Texans head coach Gary Kubiak—who is reportedly in stable condition after a halftime trip to the hospital—certainly gets a pass for Sunday's loss, but has never shown a penchant for making the in-game moves needed to really dominate a lesser opponent.

Too often, Kubiak coaches not to lose with his decision-making rather than acting like he has the much better team on the field. 

Matt Schaub—now relegated to backup duty in favor of Keenum—had the same problem. Schaub wilted under the pressure which seems to strengthen Luck. When both are tested by fire, Luck comes out looking like gold while Schaub just burns away. 

Now the two-time Pro Bowler is on the bench in favor of a former undrafted rookie free agent. Of course, while Keenum has all the moxie this side of a late '90s teen football movie, he wasn't exactly spectacular in the second half of the Week 9 matchup either.

The Colts went to a Cover 0 look late in the game, which basically demanded that Keenum get the ball out in a hurry against a receiver in single coverage. 

Gone were the long bombs to Johnson.
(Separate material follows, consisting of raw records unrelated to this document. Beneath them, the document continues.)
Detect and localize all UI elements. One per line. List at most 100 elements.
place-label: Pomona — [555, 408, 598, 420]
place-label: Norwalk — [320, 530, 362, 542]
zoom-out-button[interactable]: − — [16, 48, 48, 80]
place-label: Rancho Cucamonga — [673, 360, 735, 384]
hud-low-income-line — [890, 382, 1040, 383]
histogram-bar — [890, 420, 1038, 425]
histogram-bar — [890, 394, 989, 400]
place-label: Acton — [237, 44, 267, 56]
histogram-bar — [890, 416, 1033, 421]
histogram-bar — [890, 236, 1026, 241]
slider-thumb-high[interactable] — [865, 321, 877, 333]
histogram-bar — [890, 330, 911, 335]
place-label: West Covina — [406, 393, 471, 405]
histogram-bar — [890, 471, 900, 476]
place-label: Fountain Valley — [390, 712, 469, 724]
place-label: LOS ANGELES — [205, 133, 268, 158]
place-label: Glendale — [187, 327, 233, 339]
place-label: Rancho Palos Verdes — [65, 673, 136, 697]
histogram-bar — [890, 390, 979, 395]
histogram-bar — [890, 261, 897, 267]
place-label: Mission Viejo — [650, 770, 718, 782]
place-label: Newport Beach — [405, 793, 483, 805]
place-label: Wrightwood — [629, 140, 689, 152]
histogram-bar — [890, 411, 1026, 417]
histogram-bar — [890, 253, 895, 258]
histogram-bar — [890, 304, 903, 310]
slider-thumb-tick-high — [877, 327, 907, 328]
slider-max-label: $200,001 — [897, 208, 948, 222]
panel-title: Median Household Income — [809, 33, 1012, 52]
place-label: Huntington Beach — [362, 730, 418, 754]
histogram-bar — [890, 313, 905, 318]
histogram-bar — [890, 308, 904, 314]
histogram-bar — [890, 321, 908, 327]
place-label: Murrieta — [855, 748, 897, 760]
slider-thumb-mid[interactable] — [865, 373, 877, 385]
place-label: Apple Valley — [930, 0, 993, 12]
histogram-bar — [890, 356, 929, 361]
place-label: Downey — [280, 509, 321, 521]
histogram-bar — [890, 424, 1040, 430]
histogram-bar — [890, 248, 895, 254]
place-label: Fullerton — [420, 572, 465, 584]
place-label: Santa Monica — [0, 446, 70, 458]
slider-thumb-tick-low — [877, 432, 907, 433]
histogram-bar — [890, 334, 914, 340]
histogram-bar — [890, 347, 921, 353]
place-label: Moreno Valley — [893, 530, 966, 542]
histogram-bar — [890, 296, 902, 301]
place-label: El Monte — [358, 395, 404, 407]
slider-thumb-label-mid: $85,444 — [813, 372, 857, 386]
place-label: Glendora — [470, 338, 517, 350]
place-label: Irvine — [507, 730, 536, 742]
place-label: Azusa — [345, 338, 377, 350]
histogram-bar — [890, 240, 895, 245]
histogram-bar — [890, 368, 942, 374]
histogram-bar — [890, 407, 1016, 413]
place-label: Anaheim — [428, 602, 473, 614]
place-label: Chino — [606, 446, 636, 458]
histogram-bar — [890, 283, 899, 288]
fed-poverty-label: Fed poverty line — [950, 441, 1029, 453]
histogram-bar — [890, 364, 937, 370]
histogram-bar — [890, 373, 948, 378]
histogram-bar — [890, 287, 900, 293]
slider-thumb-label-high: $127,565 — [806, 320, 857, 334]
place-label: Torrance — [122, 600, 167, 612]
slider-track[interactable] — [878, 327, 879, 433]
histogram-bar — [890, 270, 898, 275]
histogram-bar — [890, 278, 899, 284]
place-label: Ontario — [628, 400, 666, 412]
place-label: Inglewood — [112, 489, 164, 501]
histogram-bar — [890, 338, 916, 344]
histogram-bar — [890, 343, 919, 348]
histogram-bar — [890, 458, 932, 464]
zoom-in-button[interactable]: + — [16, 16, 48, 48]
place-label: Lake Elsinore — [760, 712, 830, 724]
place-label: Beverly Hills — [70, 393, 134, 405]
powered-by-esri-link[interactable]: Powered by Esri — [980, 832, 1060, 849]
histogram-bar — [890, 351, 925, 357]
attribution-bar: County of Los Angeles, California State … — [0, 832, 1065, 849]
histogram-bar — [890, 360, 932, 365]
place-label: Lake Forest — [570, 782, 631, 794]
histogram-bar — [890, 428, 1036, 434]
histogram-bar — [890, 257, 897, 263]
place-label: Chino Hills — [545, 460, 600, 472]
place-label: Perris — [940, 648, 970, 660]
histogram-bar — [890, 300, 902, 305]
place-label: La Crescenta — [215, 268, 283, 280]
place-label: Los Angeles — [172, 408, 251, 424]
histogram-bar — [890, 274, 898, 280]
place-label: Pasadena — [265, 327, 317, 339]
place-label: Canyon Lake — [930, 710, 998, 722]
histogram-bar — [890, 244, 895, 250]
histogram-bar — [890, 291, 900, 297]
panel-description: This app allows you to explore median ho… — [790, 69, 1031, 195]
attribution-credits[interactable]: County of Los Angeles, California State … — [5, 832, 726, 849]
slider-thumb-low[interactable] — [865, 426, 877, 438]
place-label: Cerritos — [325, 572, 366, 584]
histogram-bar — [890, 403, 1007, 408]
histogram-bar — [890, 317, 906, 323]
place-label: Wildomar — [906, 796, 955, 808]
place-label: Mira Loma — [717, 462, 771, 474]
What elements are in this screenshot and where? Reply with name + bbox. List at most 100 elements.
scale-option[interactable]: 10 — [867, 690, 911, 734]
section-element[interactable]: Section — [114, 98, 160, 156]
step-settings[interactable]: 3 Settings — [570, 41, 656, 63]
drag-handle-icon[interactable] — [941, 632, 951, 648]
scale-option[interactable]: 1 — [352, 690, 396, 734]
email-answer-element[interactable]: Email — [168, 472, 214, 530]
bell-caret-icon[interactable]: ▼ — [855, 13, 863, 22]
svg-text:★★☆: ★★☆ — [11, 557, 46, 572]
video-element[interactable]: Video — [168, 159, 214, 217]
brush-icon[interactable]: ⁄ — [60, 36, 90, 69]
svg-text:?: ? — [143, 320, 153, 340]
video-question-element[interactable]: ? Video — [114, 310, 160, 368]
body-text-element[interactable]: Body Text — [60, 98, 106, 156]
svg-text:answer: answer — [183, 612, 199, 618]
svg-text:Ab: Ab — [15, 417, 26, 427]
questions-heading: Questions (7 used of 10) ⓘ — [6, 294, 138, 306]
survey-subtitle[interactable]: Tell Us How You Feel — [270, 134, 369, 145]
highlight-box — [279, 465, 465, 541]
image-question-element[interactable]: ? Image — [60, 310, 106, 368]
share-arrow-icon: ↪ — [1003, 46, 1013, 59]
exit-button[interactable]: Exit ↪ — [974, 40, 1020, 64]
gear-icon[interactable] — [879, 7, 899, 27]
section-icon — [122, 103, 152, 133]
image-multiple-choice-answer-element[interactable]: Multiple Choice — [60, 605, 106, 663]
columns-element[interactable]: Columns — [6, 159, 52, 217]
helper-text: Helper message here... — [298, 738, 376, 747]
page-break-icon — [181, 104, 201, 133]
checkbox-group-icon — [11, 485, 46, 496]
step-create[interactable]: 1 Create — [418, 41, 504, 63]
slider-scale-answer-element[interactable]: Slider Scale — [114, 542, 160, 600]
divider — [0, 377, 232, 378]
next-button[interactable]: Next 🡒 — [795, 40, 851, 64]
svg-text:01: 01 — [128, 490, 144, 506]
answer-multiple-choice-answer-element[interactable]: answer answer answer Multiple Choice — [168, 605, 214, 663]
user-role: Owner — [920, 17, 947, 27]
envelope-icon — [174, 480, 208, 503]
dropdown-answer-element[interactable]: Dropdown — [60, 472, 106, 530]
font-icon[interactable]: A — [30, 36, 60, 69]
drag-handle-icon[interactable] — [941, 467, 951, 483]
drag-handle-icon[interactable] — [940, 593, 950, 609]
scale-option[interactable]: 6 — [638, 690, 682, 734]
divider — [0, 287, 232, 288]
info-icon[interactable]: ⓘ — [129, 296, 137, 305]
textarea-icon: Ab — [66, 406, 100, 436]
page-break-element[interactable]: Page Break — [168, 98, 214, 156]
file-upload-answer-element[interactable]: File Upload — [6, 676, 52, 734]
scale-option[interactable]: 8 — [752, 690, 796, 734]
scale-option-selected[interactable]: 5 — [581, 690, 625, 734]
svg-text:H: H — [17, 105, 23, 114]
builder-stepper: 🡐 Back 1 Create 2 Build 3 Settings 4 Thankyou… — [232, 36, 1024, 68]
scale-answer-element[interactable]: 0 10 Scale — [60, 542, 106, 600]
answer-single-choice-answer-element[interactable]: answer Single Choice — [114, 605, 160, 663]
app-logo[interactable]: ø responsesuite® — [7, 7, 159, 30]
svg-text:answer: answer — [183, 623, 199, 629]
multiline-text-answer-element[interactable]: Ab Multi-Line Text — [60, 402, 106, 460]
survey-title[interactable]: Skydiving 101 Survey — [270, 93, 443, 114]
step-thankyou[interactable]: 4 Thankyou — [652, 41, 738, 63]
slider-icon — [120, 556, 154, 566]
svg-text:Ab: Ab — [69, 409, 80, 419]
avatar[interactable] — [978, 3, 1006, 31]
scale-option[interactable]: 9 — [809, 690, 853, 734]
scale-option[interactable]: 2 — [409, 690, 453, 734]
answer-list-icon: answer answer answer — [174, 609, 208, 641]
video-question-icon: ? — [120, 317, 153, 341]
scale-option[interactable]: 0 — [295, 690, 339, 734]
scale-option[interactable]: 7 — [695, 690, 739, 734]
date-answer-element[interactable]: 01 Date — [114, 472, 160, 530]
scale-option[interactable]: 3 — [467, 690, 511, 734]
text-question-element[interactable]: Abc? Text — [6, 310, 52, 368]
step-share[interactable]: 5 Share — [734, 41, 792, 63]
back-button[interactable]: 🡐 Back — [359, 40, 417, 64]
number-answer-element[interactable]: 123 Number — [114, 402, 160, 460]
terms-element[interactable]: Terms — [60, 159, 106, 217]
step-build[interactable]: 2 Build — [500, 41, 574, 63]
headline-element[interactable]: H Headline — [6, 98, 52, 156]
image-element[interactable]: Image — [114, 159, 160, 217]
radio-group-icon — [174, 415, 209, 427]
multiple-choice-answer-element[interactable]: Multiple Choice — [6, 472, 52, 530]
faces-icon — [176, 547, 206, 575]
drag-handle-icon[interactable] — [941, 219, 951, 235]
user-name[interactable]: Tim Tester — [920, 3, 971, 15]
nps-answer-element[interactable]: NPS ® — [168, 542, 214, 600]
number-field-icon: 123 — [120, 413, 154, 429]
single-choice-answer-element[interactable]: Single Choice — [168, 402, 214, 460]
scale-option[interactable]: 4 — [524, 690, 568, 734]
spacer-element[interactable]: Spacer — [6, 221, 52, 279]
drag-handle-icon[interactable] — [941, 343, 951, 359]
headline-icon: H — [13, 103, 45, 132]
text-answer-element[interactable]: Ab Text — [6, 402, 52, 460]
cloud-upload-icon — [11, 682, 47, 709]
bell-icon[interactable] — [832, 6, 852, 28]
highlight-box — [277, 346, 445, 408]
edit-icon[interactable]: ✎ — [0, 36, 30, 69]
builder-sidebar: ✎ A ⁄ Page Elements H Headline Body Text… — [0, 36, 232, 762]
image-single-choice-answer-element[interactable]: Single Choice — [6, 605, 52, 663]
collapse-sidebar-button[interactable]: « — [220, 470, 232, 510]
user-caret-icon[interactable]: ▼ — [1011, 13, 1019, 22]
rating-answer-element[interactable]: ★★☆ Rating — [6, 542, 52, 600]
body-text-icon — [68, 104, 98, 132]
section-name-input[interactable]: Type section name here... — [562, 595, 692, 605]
Suddenly, Keenum looked like a confused younger QB—because that's what he was. He might have more "it" than Schaub, which isn't saying a lot (if anything), but he also doesn't have Luck's physical tools. 

The 6-2 Colts find themselves back on top of the AFC South, as they've moved near-seamlessly from the Peyton Manning era to Luck's time to shine. The Texans (2-6) had their shot to turn the tide, but rather than grabbing the bull by the horns, they simply got gored. 

This is Andrew Luck's division, and the Texans are just living in it.